Judiciary is distorting the reality
Kostas Vaxevanis, one of the accused journalists and editor of the weekly Documento, writes in his paper:
“Something is going on with the judiciary. It's as if it were being used in a contradictory way in the hands of an almost parastatal system. It is persecuting journalists who uncovered the scandal and twisting reality in a way that threatens not only individuals, but also democracy. Let's not fool ourselves: the same witnesses, or some of them, presented the same evidence before the American judiciary and this led to a justified conviction of Novartis. So how is it that here in Greece things are turned upside down with the help of the judiciary?”

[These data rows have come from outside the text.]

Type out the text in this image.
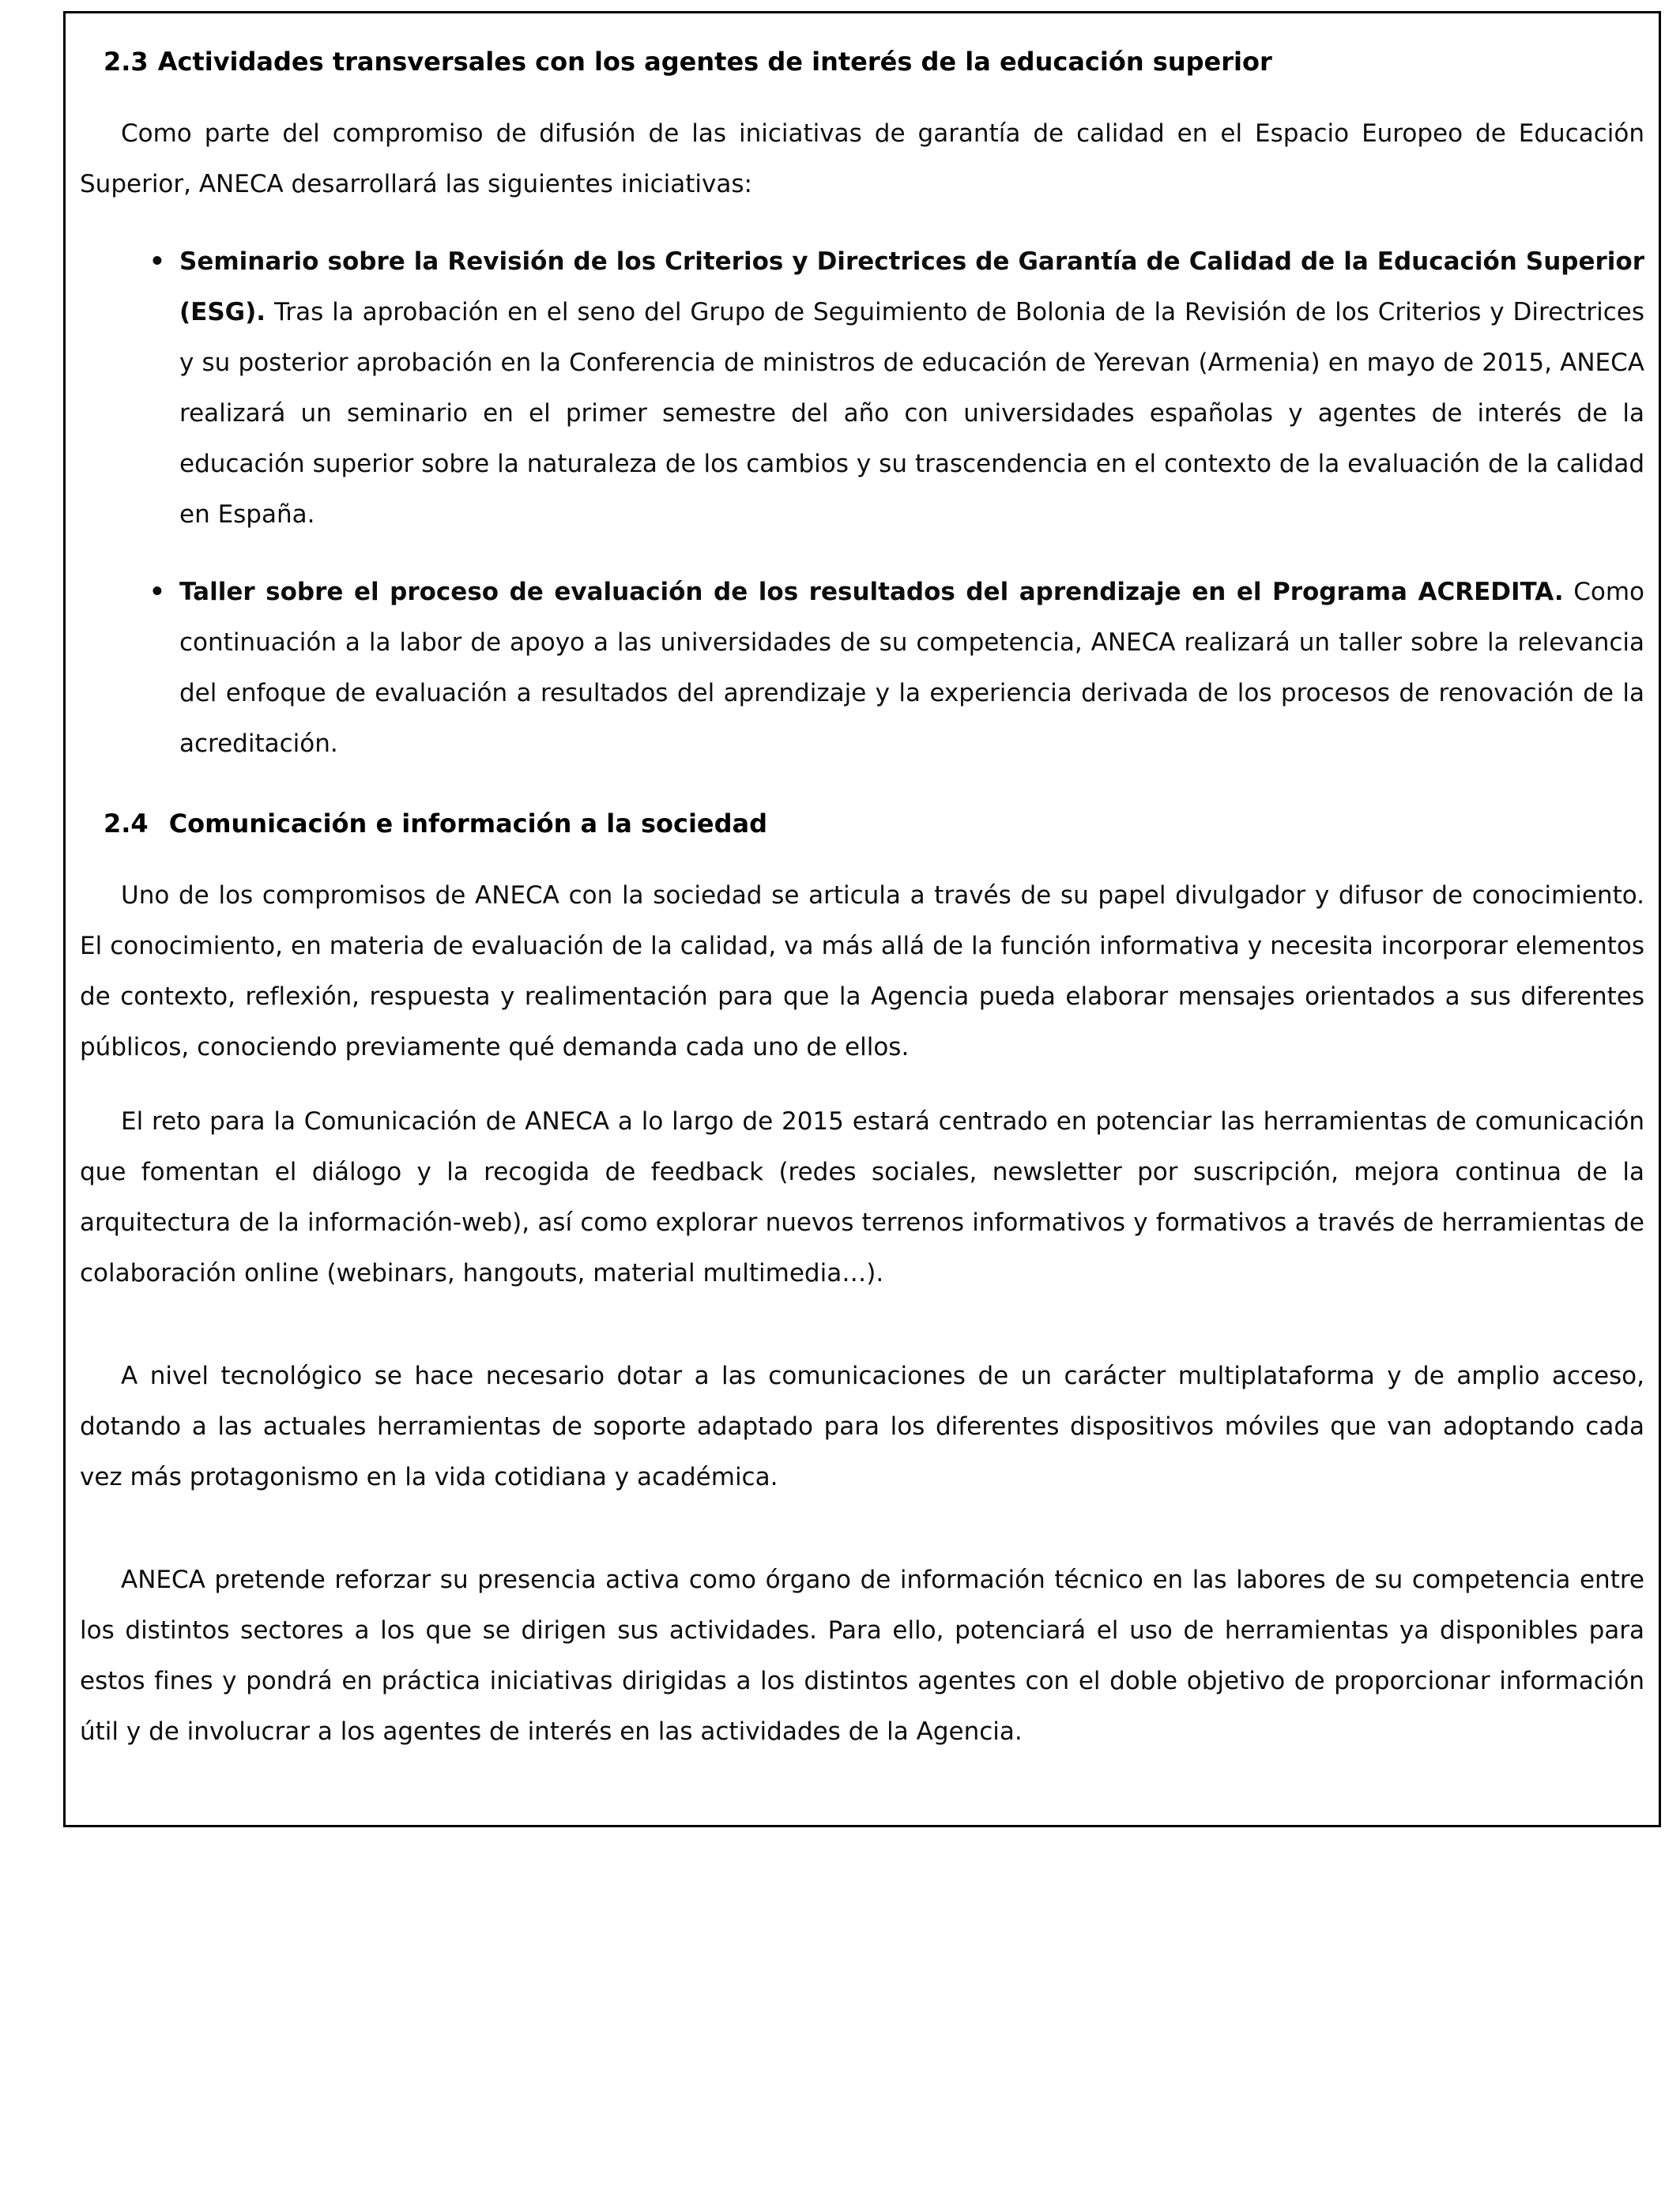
2.3 Actividades transversales con los agentes de interés de la educación superior

Como parte del compromiso de difusión de las iniciativas de garantía de calidad en el Espacio Europeo de Educación Superior, ANECA desarrollará las siguientes iniciativas:

• Seminario sobre la Revisión de los Criterios y Directrices de Garantía de Calidad de la Educación Superior (ESG). Tras la aprobación en el seno del Grupo de Seguimiento de Bolonia de la Revisión de los Criterios y Directrices y su posterior aprobación en la Conferencia de ministros de educación de Yerevan (Armenia) en mayo de 2015, ANECA realizará un seminario en el primer semestre del año con universidades españolas y agentes de interés de la educación superior sobre la naturaleza de los cambios y su trascendencia en el contexto de la evaluación de la calidad en España.
• Taller sobre el proceso de evaluación de los resultados del aprendizaje en el Programa ACREDITA. Como continuación a la labor de apoyo a las universidades de su competencia, ANECA realizará un taller sobre la relevancia del enfoque de evaluación a resultados del aprendizaje y la experiencia derivada de los procesos de renovación de la acreditación.
2.4 Comunicación e información a la sociedad

Uno de los compromisos de ANECA con la sociedad se articula a través de su papel divulgador y difusor de conocimiento. El conocimiento, en materia de evaluación de la calidad, va más allá de la función informativa y necesita incorporar elementos de contexto, reflexión, respuesta y realimentación para que la Agencia pueda elaborar mensajes orientados a sus diferentes públicos, conociendo previamente qué demanda cada uno de ellos.

El reto para la Comunicación de ANECA a lo largo de 2015 estará centrado en potenciar las herramientas de comunicación que fomentan el diálogo y la recogida de feedback (redes sociales, newsletter por suscripción, mejora continua de la arquitectura de la información-web), así como explorar nuevos terrenos informativos y formativos a través de herramientas de colaboración online (webinars, hangouts, material multimedia…).

A nivel tecnológico se hace necesario dotar a las comunicaciones de un carácter multiplataforma y de amplio acceso, dotando a las actuales herramientas de soporte adaptado para los diferentes dispositivos móviles que van adoptando cada vez más protagonismo en la vida cotidiana y académica.

ANECA pretende reforzar su presencia activa como órgano de información técnico en las labores de su competencia entre los distintos sectores a los que se dirigen sus actividades. Para ello, potenciará el uso de herramientas ya disponibles para estos fines y pondrá en práctica iniciativas dirigidas a los distintos agentes con el doble objetivo de proporcionar información útil y de involucrar a los agentes de interés en las actividades de la Agencia.
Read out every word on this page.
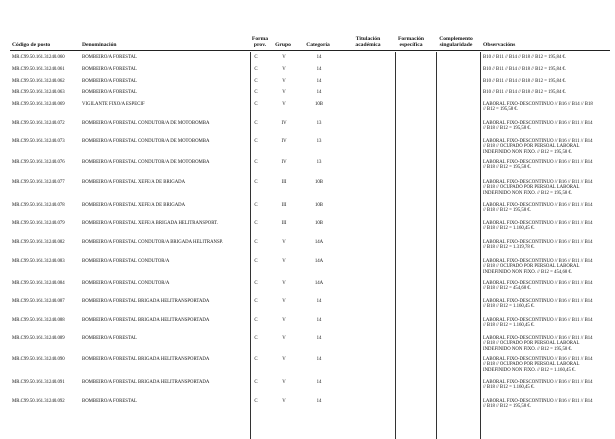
Código de posto	Denominación
Forma
prov.	Grupo	Categoría
Titulación
académica
Formación
específica
Complemento
singularidade	Observacións
MR.C99.50.161.31240.060	BOMBEIRO/A FORESTAL	C	V	14	B10 // B11 // B14 // B18 // B12 = 195,84 €.
MR.C99.50.161.31240.061	BOMBEIRO/A FORESTAL	C	V	14	B10 // B11 // B14 // B18 // B12 = 195,84 €.
MR.C99.50.161.31240.062	BOMBEIRO/A FORESTAL	C	V	14	B10 // B11 // B14 // B18 // B12 = 195,84 €.
MR.C99.50.161.31240.063	BOMBEIRO/A FORESTAL	C	V	14	B10 // B11 // B14 // B18 // B12 = 195,84 €.
MR.C99.50.161.31240.069	VIGILANTE FIXO/A ESPECIF	C	V	10B	LABORAL FIXO-DESCONTINUO // B16 // B14 // B18
// B12 = 195,58 €.
MR.C99.50.161.31240.072	BOMBEIRO/A FORESTAL CONDUTOR/A DE MOTOBOMBA	C	IV	13	LABORAL FIXO-DESCONTINUO // B16 // B11 // B14
// B18 // B12 = 195,58 €.
MR.C99.50.161.31240.073	BOMBEIRO/A FORESTAL CONDUTOR/A DE MOTOBOMBA	C	IV	13	LABORAL FIXO-DESCONTINUO // B16 // B11 // B14
// B18 // OCUPADO POR PERSOAL LABORAL
INDEFINIDO NON FIXO. // B12 = 195,58 €.
MR.C99.50.161.31240.076	BOMBEIRO/A FORESTAL CONDUTOR/A DE MOTOBOMBA	C	IV	13	LABORAL FIXO-DESCONTINUO // B16 // B11 // B14
// B18 // B12 = 195,58 €.
MR.C99.50.161.31240.077	BOMBEIRO/A FORESTAL XEFE/A DE BRIGADA	C	III	10B	LABORAL FIXO-DESCONTINUO // B16 // B11 // B14
// B18 // OCUPADO POR PERSOAL LABORAL
INDEFINIDO NON FIXO. // B12 = 195,58 €.
MR.C99.50.161.31240.078	BOMBEIRO/A FORESTAL XEFE/A DE BRIGADA	C	III	10B	LABORAL FIXO-DESCONTINUO // B16 // B11 // B14
// B18 // B12 = 195,58 €.
MR.C99.50.161.31240.079	BOMBEIRO/A FORESTAL XEFE/A BRIGADA HELITRANSPORT.	C	III	10B	LABORAL FIXO-DESCONTINUO // B16 // B11 // B14
// B18 // B12 = 1.160,45 €.
MR.C99.50.161.31240.082	BOMBEIRO/A FORESTAL CONDUTOR/A BRIGADA HELITRANSP.	C	V	14A	LABORAL FIXO-DESCONTINUO // B16 // B11 // B14
// B18 // B12 = 1.319,78 €.
MR.C99.50.161.31240.083	BOMBEIRO/A FORESTAL CONDUTOR/A	C	V	14A	LABORAL FIXO-DESCONTINUO // B16 // B11 // B14
// B18 // OCUPADO POR PERSOAL LABORAL
INDEFINIDO NON FIXO. // B12 = 454,68 €.
MR.C99.50.161.31240.084	BOMBEIRO/A FORESTAL CONDUTOR/A	C	V	14A	LABORAL FIXO-DESCONTINUO // B16 // B11 // B14
// B18 // B12 = 454,68 €.
MR.C99.50.161.31240.087	BOMBEIRO/A FORESTAL BRIGADA HELITRANSPORTADA	C	V	14	LABORAL FIXO-DESCONTINUO // B16 // B11 // B14
// B18 // B12 = 1.160,45 €.
MR.C99.50.161.31240.088	BOMBEIRO/A FORESTAL BRIGADA HELITRANSPORTADA	C	V	14	LABORAL FIXO-DESCONTINUO // B16 // B11 // B14
// B18 // B12 = 1.160,45 €.
MR.C99.50.161.31240.089	BOMBEIRO/A FORESTAL	C	V	14	LABORAL FIXO-DESCONTINUO // B16 // B11 // B14
// B18 // OCUPADO POR PERSOAL LABORAL
INDEFINIDO NON FIXO. // B12 = 195,58 €.
MR.C99.50.161.31240.090	BOMBEIRO/A FORESTAL BRIGADA HELITRANSPORTADA	C	V	14	LABORAL FIXO-DESCONTINUO // B16 // B11 // B14
// B18 // OCUPADO POR PERSOAL LABORAL
INDEFINIDO NON FIXO. // B12 = 1.160,45 €.
MR.C99.50.161.31240.091	BOMBEIRO/A FORESTAL BRIGADA HELITRANSPORTADA	C	V	14	LABORAL FIXO-DESCONTINUO // B16 // B11 // B14
// B18 // B12 = 1.160,45 €.
MR.C99.50.161.31240.092	BOMBEIRO/A FORESTAL	C	V	14	LABORAL FIXO-DESCONTINUO // B16 // B11 // B14
// B18 // B12 = 195,58 €.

All a conspiracy against the governing party
The news website Liberal writes:
“It is a conspiracy organised to harm certain political figures. Everything was done so that photos of Adonis Georgiadis [minister for economic development and investment] and Giannis Stournaras [former finance minister and president of the Bank of Greece] in handcuffs would appear shortly before the 2019 elections. ... The Novartis plot played an important role in convincing the last voters who identify as centre-left or even moderate left and who were hesitant to vote for Nea Demokratia that the country urgently needs major political change. ... The case of Novartis must not be forgotten. A strange, naturally sad 'never again'; that is what the Novartis case is.”